Statut protecteur d’un délégué syndical

38_1_V

Protection durant 12 mois après la cessation des fonctions d’un délégué syndical

L’affaire. – Un salarié a été désigné délégué syndical d’entreprise. La société ayant été absorbée le 1er janvier 2004 par une association, le délégué syndical a été convoqué à un entretien préalable au licenciement par lettre du 20 décembre 2004 pour le 4 janvier 2005 et a été licencié sans autorisation administrative par lettre du 12 janvier 2005. Celui-ci a alors saisi la juridiction prud’homale notamment d’une demande en indemnité pour violation du statut protecteur.

Protection pendant 12 mois plein. – En cas de modification dans la situation juridique de l’employeur, le mandat du délégué syndical subsiste lorsque l’entreprise qui a fait l’objet de la modification conserve son autonomie (c. trav. art. L. 2143-10). Dans le cas contraire, le mandat prend fin, l’ancien délégué syndical demeurant néanmoins protégé pendant encore 12 mois après la cessation de ses fonctions sous réserve qu’il ait exercé son mandat pendant au moins un an (c. trav. art. L. 2411-3).

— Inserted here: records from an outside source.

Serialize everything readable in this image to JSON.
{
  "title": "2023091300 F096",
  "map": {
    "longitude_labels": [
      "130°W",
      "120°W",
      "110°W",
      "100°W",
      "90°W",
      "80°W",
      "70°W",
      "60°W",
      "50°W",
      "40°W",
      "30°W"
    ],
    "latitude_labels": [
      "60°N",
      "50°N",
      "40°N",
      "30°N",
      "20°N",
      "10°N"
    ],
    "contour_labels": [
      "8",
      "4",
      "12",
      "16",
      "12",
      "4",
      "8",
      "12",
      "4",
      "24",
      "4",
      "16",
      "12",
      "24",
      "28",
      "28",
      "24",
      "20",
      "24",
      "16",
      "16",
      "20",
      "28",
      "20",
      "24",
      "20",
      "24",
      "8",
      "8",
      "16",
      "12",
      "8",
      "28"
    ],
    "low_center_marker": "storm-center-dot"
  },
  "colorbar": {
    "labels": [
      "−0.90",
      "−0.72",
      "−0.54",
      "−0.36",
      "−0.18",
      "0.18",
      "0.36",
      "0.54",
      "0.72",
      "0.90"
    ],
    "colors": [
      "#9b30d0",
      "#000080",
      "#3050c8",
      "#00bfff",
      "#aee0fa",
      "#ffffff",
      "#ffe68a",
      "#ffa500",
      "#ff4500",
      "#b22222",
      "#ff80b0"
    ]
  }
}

Dès lors, l’employeur qui envisage de licencier un délégué syndical durant ce délai doit obtenir l’autorisation de l’inspection du travail. La protection s’apprécie à la date de l’envoi de la convocation à l’entretien préalable au licenciement, et non à la date d’envoi de la lettre de licenciement comme dans cette affaire. L’employeur aurait donc du solliciter une autorisation administrative de licenciement.